Some 2 million Iraqis are now in neighbouring countries in the region, many of whom were uprooted prior to 2003. But we also need to focus on the estimated 1.9 million Iraqis who remain displaced inside their own country, many of them in increasingly desperate conditions. While many were also displaced before 2003, we estimate that just since the beginning of last year - and particularly since the Samara bombing of February 2006 - nearly 730,000 Iraqis have become newly displaced by sectarian violence.

They and millions more Iraqis are facing severe hardship. In fact, UNAMI estimates that more than 15 million Iraqis are now considered extremely vulnerable - including refugees, displaced people, those facing food insecurity, widows, disabled people and so on. Reaching help and safety in neighbouring countries is becoming increasingly difficult. Many of those who have fled to other parts of Iraq have run out of resources, and host communities are also struggling to absorb increasing numbers of displaced. An estimated 4 million Iraqis are dependent on food assistance. Only 60 percent have access to the public food distribution system. The chronic child malnutrition rate is at 23 percent. Some 70 percent of the Iraqi population lack access to adequate water supplies, while 80 percent lack effective sanitation. The unemployment rate is over 50 percent.

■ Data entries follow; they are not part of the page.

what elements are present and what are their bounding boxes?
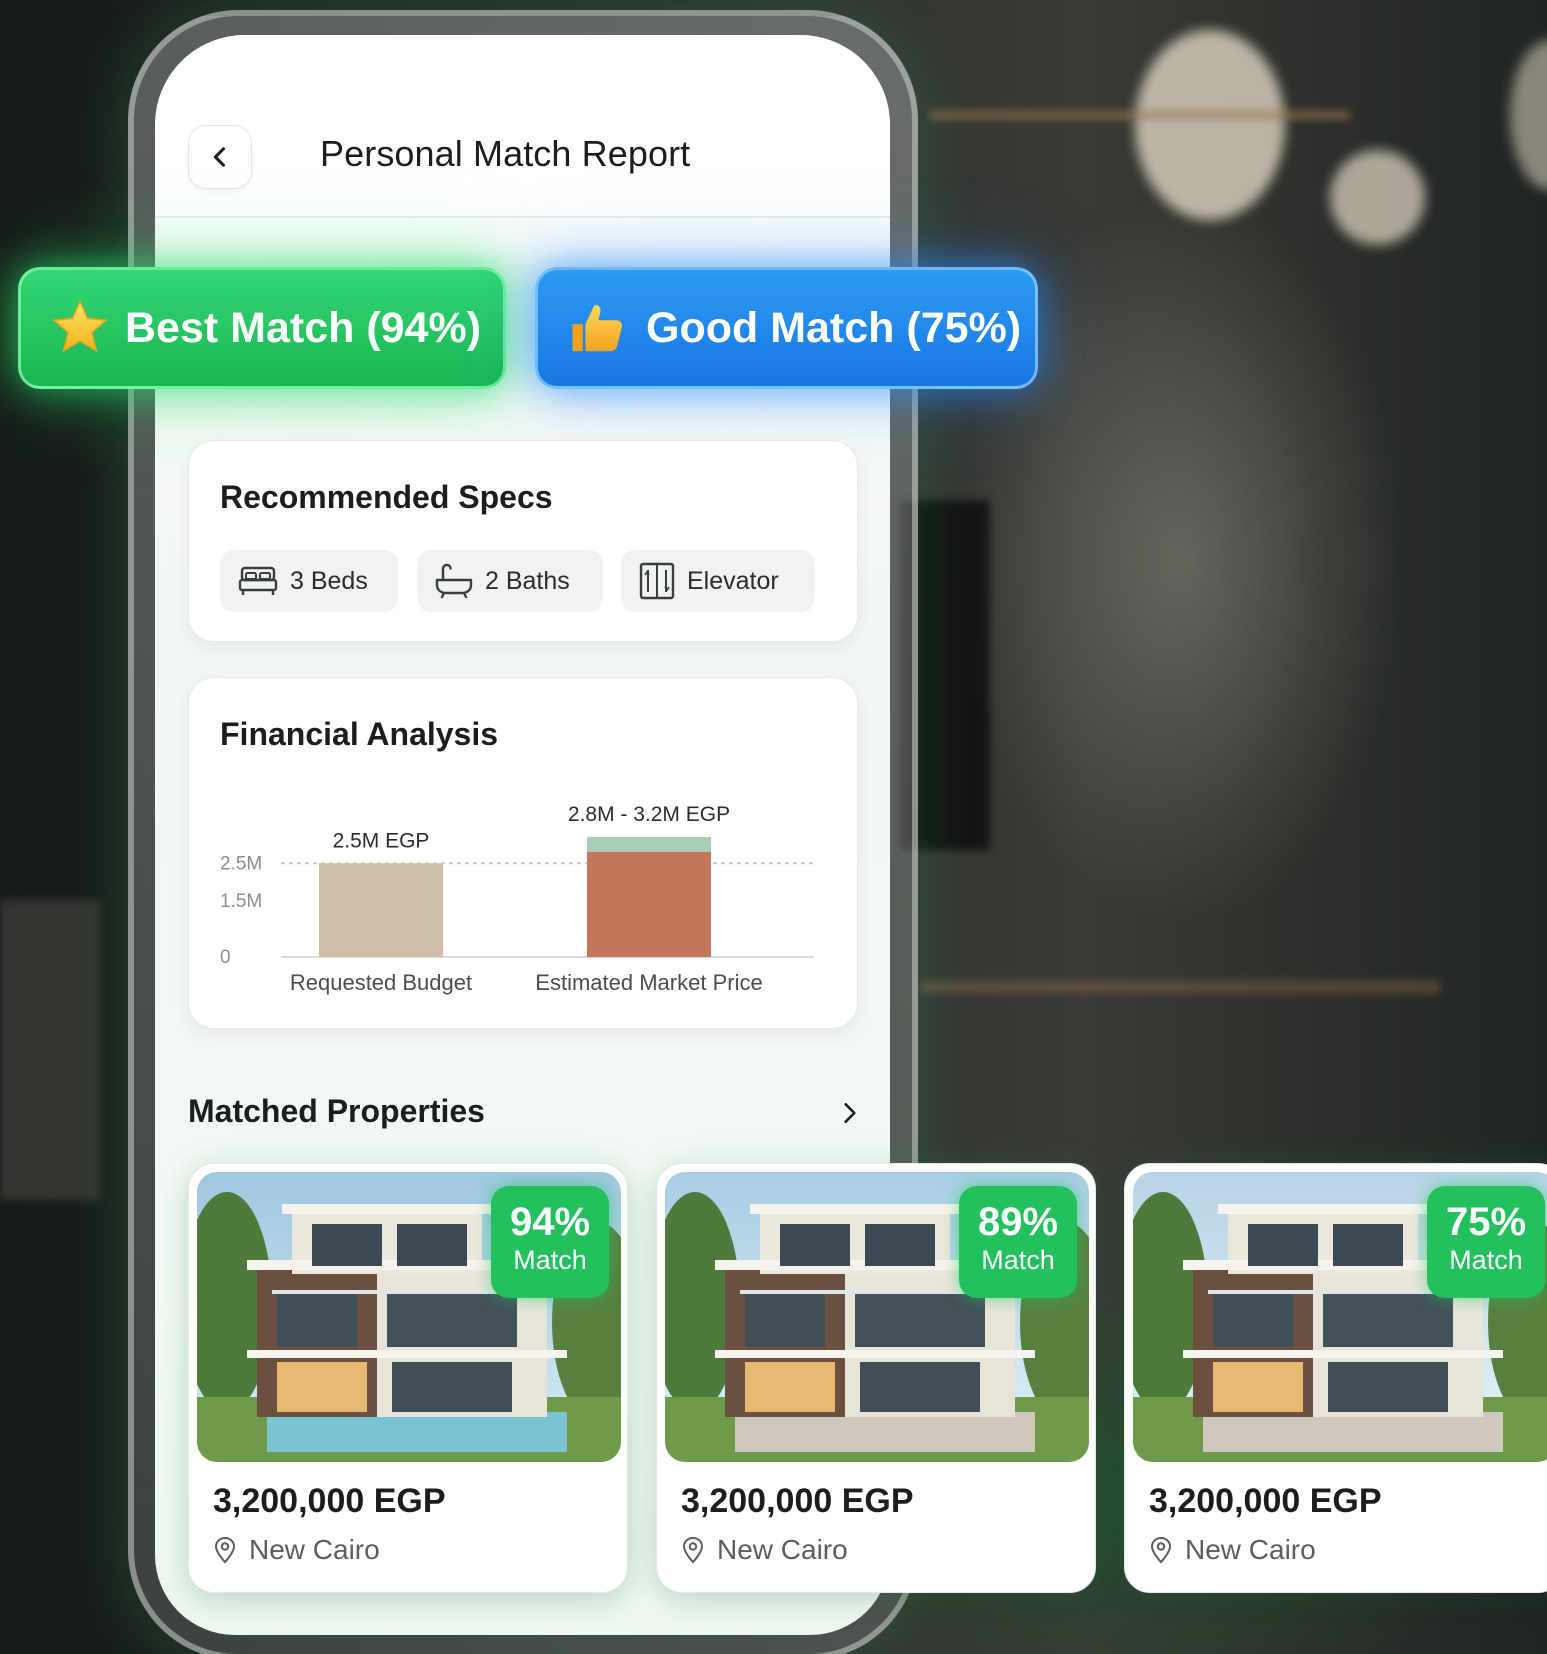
good-match-badge[interactable]: Good Match (75%) [535, 267, 1038, 389]
x-category-label: Requested Budget [290, 970, 472, 995]
property-photo: 75% Match [1133, 1172, 1547, 1462]
property-location: New Cairo [681, 1534, 848, 1566]
pendant-lamp [1510, 40, 1547, 190]
thumbs-up-icon [566, 297, 628, 359]
best-match-label: Best Match (94%) [125, 303, 482, 352]
chart-bar [587, 852, 711, 957]
property-price: 3,200,000 EGP [1149, 1482, 1382, 1520]
match-word: Match [1449, 1245, 1523, 1275]
spec-chip-elevator: Elevator [621, 550, 815, 612]
location-pin-icon [1150, 1536, 1172, 1564]
financial-chart: 0 1.5M 2.5M 2.5M EGP Requested Budget 2.8M - … [220, 803, 814, 995]
y-tick-label: 0 [220, 947, 231, 968]
match-badge: 75% Match [1427, 1186, 1545, 1298]
see-all-properties-button[interactable] [830, 1093, 870, 1133]
match-badge: 89% Match [959, 1186, 1077, 1298]
match-badge: 94% Match [491, 1186, 609, 1298]
property-card[interactable]: 89% Match 3,200,000 EGP New Cairo [656, 1163, 1096, 1593]
good-match-label: Good Match (75%) [646, 303, 1022, 352]
spec-chip-baths: 2 Baths [417, 550, 603, 612]
property-price: 3,200,000 EGP [213, 1482, 446, 1520]
property-card[interactable]: 75% Match 3,200,000 EGP New Cairo [1124, 1163, 1547, 1593]
location-pin-icon [214, 1536, 236, 1564]
property-location-text: New Cairo [249, 1534, 380, 1565]
x-category-label: Estimated Market Price [535, 970, 762, 995]
app-header: Personal Match Report [155, 35, 890, 218]
property-location-text: New Cairo [1185, 1534, 1316, 1565]
location-pin-icon [682, 1536, 704, 1564]
bar-data-label: 2.8M - 3.2M EGP [568, 803, 730, 826]
best-match-badge[interactable]: Best Match (94%) [18, 267, 506, 389]
property-location: New Cairo [1149, 1534, 1316, 1566]
recommended-specs-title: Recommended Specs [220, 479, 553, 515]
y-tick-label: 2.5M [220, 853, 262, 874]
property-photo: 94% Match [197, 1172, 621, 1462]
match-percent: 94% [509, 1200, 591, 1244]
side-furniture [0, 900, 100, 1200]
recommended-specs-card: Recommended Specs 3 Beds 2 Baths Elevato… [188, 440, 858, 642]
matched-properties-title: Matched Properties [188, 1093, 485, 1129]
y-tick-label: 1.5M [220, 891, 262, 912]
page-title: Personal Match Report [320, 133, 691, 174]
property-card[interactable]: 94% Match 3,200,000 EGP New Cairo [188, 1163, 628, 1593]
match-percent: 89% [977, 1200, 1059, 1244]
console-table [920, 980, 1440, 994]
property-photo: 89% Match [665, 1172, 1089, 1462]
chart-bar [319, 863, 443, 957]
wall-shelf [930, 110, 1350, 120]
property-location: New Cairo [213, 1534, 380, 1566]
chart-bar-range [587, 837, 711, 852]
match-word: Match [513, 1245, 587, 1275]
property-location-text: New Cairo [717, 1534, 848, 1565]
match-percent: 75% [1445, 1200, 1527, 1244]
spec-chip-beds: 3 Beds [220, 550, 398, 612]
pendant-lamp [1330, 150, 1425, 245]
spec-chip-label: 3 Beds [290, 566, 368, 595]
back-button[interactable] [188, 125, 252, 189]
spec-chip-label: Elevator [687, 566, 779, 595]
elevator-icon [639, 562, 675, 600]
spec-chip-label: 2 Baths [485, 566, 570, 595]
bar-data-label: 2.5M EGP [333, 829, 430, 852]
pendant-lamp [1135, 30, 1285, 220]
chevron-right-icon [844, 1103, 856, 1123]
match-word: Match [981, 1245, 1055, 1275]
chevron-left-icon [213, 147, 226, 167]
bed-icon [238, 566, 278, 595]
bathtub-icon [435, 563, 473, 599]
star-icon [49, 297, 111, 359]
financial-analysis-card: Financial Analysis 0 1.5M 2.5M 2.5M EGP Requ… [188, 677, 858, 1029]
property-price: 3,200,000 EGP [681, 1482, 914, 1520]
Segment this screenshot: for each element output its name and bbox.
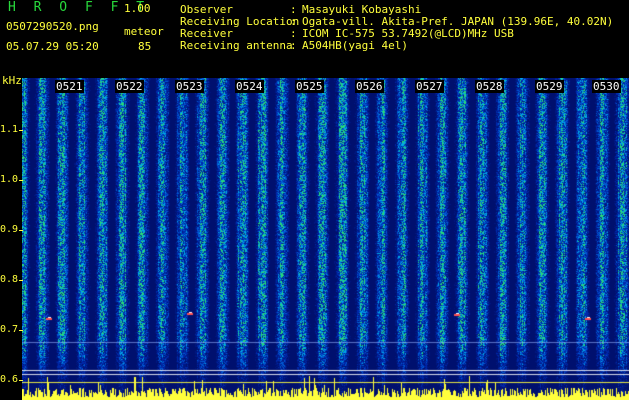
meteor-count: 85 [138, 40, 152, 53]
time-label: 0521 [55, 80, 84, 93]
y-tick-mark [19, 130, 23, 131]
y-tick-label: 1.1 [0, 124, 19, 135]
antenna-separator: : [290, 39, 297, 52]
y-tick-label: 0.6 [0, 374, 19, 385]
time-label: 0527 [415, 80, 444, 93]
time-label: 0522 [115, 80, 144, 93]
hrofft-window: H R O F F T 1.00 0507290520.png meteor 0… [0, 0, 629, 400]
y-tick-mark [19, 330, 23, 331]
antenna-label: Receiving antenna [180, 39, 293, 52]
file-name: 0507290520.png [6, 20, 99, 33]
time-label: 0530 [592, 80, 621, 93]
y-tick-mark [19, 280, 23, 281]
y-tick-mark [19, 180, 23, 181]
y-tick-label: 0.8 [0, 274, 19, 285]
time-label: 0523 [175, 80, 204, 93]
y-tick-mark [19, 380, 23, 381]
y-tick-label: 1.0 [0, 174, 19, 185]
app-version: 1.00 [124, 2, 151, 15]
antenna-value: A504HB(yagi 4el) [302, 39, 408, 52]
y-tick-label: 0.7 [0, 324, 19, 335]
spectrogram [22, 78, 629, 400]
mode-label: meteor [124, 25, 164, 38]
y-tick-label: 0.9 [0, 224, 19, 235]
time-label: 0528 [475, 80, 504, 93]
time-label: 0526 [355, 80, 384, 93]
time-label: 0524 [235, 80, 264, 93]
time-label: 0525 [295, 80, 324, 93]
frequency-unit: kHz [2, 74, 22, 87]
time-label: 0529 [535, 80, 564, 93]
date-time: 05.07.29 05:20 [6, 40, 99, 53]
y-tick-mark [19, 230, 23, 231]
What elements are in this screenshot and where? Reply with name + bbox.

About a third of UNHCR's $60 million appeal for the region - more than half of which has so far been raised - is aimed at providing help to tens of thousands of the most vulnerable of these internally displaced people inside Iraq. Compared to the overall needs, it's a drop in the ocean. And providing that help is extremely difficult because of the dire security situation in much of the country. Our staff in seven locations in Iraq (Baghdad, Suleymaniyah, Dohuk, Erbil, Kirkuk, Nasiriya, Basra) work with a network of at least 17 different partners, including the Iraqi Ministry of Displacement and Migration. Our UNHCR colleagues there are overwhelmingly Iraqi and they bravely work under what could best be termed remote management. This operating structure is pretty much unique to Iraq and UNHCR recently hosted a meeting here in Geneva with other humanitarian agencies to share ideas on how we can better provide humanitarian assistance in such a difficult and dangerous environment. Despite the many limitations and in the face of enormous needs, the work done by our staff inside Iraq has still managed to benefit tens of thousands of internally displaced people and the families and communities caring for them. We provide everything from shelter assistance and non-food aid items to the operation of 14 legal assistance centres throughout the country where the displaced can get support, including the transfer and replacement of basic documents. Such documents are vital because without them, food rations can be withheld and governorate authorities can prevent access by IDPs to even the most basic of services.

With displacement continuing at an estimated rate of up to 50,000 a month, the humanitarian needs are growing by the day and we need to do everything we can to try to get help to desperate people.